The Science on a Crossroads ideogram points to the possibility to reverse the narrow and technical focus in the sciences – and create general insights and principles about any theme that matters. In the explanation of this ideogram we outline a method by which this can be achieved.

The Science on a Crossroads ideogram depicts the point in the evolution of science when it was understood that the Newton's concepts and "laws" were not parts of the nature's inner machinery, which Newton discovered – but his own creation, and an approximation. Two directions of growth opened up to science – downward, and upward. The sequence of scientists "converging to zero" in the ideogram suggests that only the "downward" option was followed.

The moment when this happened

It has turned out that the very moment when science reached those crossroads has been recorded!

In his "Autobiographical Notes", Einstein describes how the successes of science that resulted from Newton's classical results led to a wide-spread belief that there wasn't really much more than that:

In the beginning (if there was such a thing), God created Newton's laws of motion together with the necessary masses and forces.

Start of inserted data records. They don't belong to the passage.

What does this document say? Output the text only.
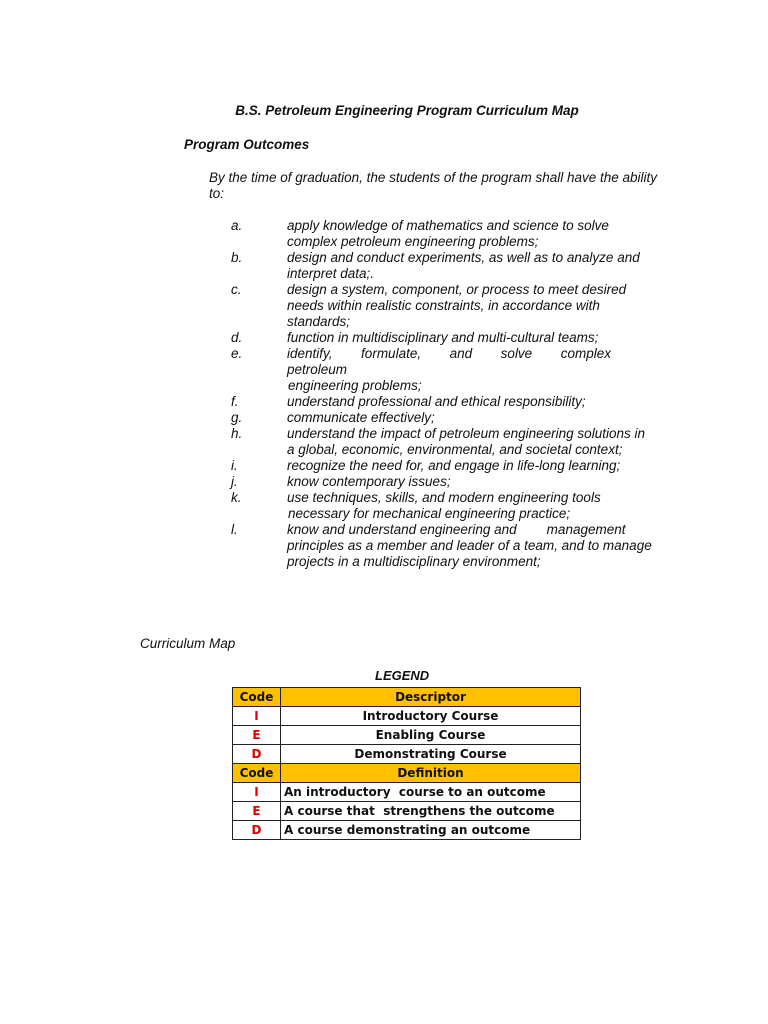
B.S. Petroleum Engineering Program Curriculum Map
Program Outcomes
By the time of graduation, the students of the program shall have the ability to:
a.	apply knowledge of mathematics and science to solve
complex petroleum engineering problems;
b.	design and conduct experiments, as well as to analyze and
interpret data;.
c.	design a system, component, or process to meet desired
needs within realistic constraints, in accordance with
standards;
d.	function in multidisciplinary and multi-cultural teams;
e.	identify, formulate, and solve complex
petroleum
engineering problems;
f.	understand professional and ethical responsibility;
g.	communicate effectively;
h.	understand the impact of petroleum engineering solutions in
a global, economic, environmental, and societal context;
i.	recognize the need for, and engage in life-long learning;
j.	know contemporary issues;
k.	use techniques, skills, and modern engineering tools
necessary for mechanical engineering practice;
l.	know and understand engineering and        management
principles as a member and leader of a team, and to manage
projects in a multidisciplinary environment;
Curriculum Map
LEGEND
Code	Descriptor
I	Introductory Course
E	Enabling Course
D	Demonstrating Course
Code	Definition
I	An introductory  course to an outcome
E	A course that  strengthens the outcome
D	A course demonstrating an outcome
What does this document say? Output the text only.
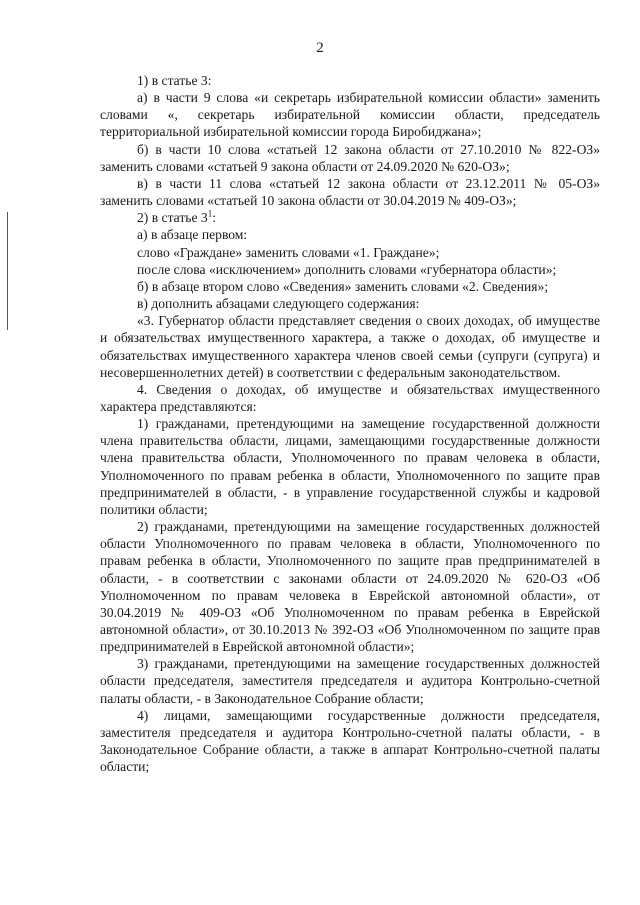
2

1) в статье 3:

а) в части 9 слова «и секретарь избирательной комиссии области» заменить словами «, секретарь избирательной комиссии области, председатель территориальной избирательной комиссии города Биробиджана»;

б) в части 10 слова «статьей 12 закона области от 27.10.2010 № 822-ОЗ» заменить словами «статьей 9 закона области от 24.09.2020 № 620-ОЗ»;

в) в части 11 слова «статьей 12 закона области от 23.12.2011 № 05-ОЗ» заменить словами «статьей 10 закона области от 30.04.2019 № 409-ОЗ»;

2) в статье $3^1$:

а) в абзаце первом:

слово «Граждане» заменить словами «1. Граждане»;

после слова «исключением» дополнить словами «губернатора области»;

б) в абзаце втором слово «Сведения» заменить словами «2. Сведения»;

в) дополнить абзацами следующего содержания:

«3. Губернатор области представляет сведения о своих доходах, об имуществе и обязательствах имущественного характера, а также о доходах, об имуществе и обязательствах имущественного характера членов своей семьи (супруги (супруга) и несовершеннолетних детей) в соответствии с федеральным законодательством.

4. Сведения о доходах, об имуществе и обязательствах имущественного характера представляются:

1) гражданами, претендующими на замещение государственной должности члена правительства области, лицами, замещающими государственные должности члена правительства области, Уполномоченного по правам человека в области, Уполномоченного по правам ребенка в области, Уполномоченного по защите прав предпринимателей в области, - в управление государственной службы и кадровой политики области;

2) гражданами, претендующими на замещение государственных должностей области Уполномоченного по правам человека в области, Уполномоченного по правам ребенка в области, Уполномоченного по защите прав предпринимателей в области, - в соответствии с законами области от 24.09.2020 № 620-ОЗ «Об Уполномоченном по правам человека в Еврейской автономной области», от 30.04.2019 № 409-ОЗ «Об Уполномоченном по правам ребенка в Еврейской автономной области», от 30.10.2013 № 392-ОЗ «Об Уполномоченном по защите прав предпринимателей в Еврейской автономной области»;

3) гражданами, претендующими на замещение государственных должностей области председателя, заместителя председателя и аудитора Контрольно-счетной палаты области, - в Законодательное Собрание области;

4) лицами, замещающими государственные должности председателя, заместителя председателя и аудитора Контрольно-счетной палаты области, - в Законодательное Собрание области, а также в аппарат Контрольно-счетной палаты области;
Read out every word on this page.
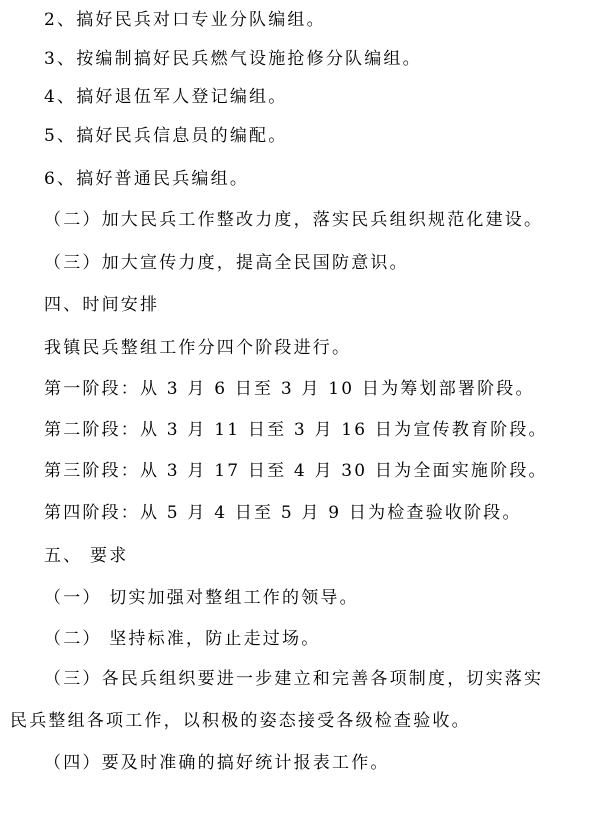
2、搞好民兵对口专业分队编组。
3、按编制搞好民兵燃气设施抢修分队编组。
4、搞好退伍军人登记编组。
5、搞好民兵信息员的编配。
6、搞好普通民兵编组。
（二）加大民兵工作整改力度，落实民兵组织规范化建设。
（三）加大宣传力度，提高全民国防意识。
四、时间安排
我镇民兵整组工作分四个阶段进行。
第一阶段：从 3 月 6 日至 3 月 10 日为筹划部署阶段。
第二阶段：从 3 月 11 日至 3 月 16 日为宣传教育阶段。
第三阶段：从 3 月 17 日至 4 月 30 日为全面实施阶段。
第四阶段：从 5 月 4 日至 5 月 9 日为检查验收阶段。
五、 要求
（一） 切实加强对整组工作的领导。
（二） 坚持标准，防止走过场。
（三）各民兵组织要进一步建立和完善各项制度，切实落实
民兵整组各项工作，以积极的姿态接受各级检查验收。
（四）要及时准确的搞好统计报表工作。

This is all; everything beyond this follows from the development of appropriate mathematical methods by means of deduction.

He then discusses on a couple of pages the anomalies, results of experiments and observed phenomena that were not amenable to such explanation, and concludes:

Enough of this. Newton, forgive me; you found just about the only way possible in your age for a man of highest reasoning and creative power. The concepts that you created are even today still guiding our thinking in physics, although we now know that they will have to be replaced by others further removed from the sphere of immediate experience, if we aim at a profounder understanding of relationships.

Why the direction "up" was ignored

The direction "up" is a natural direction for the growth of anything – and of knowledge in particular. Hans't the insight, the wisdom, the general principle, always been the very hallmark of knowledge? So why did science continue its growth only downward – toward more technical, more precise – and more obscure results?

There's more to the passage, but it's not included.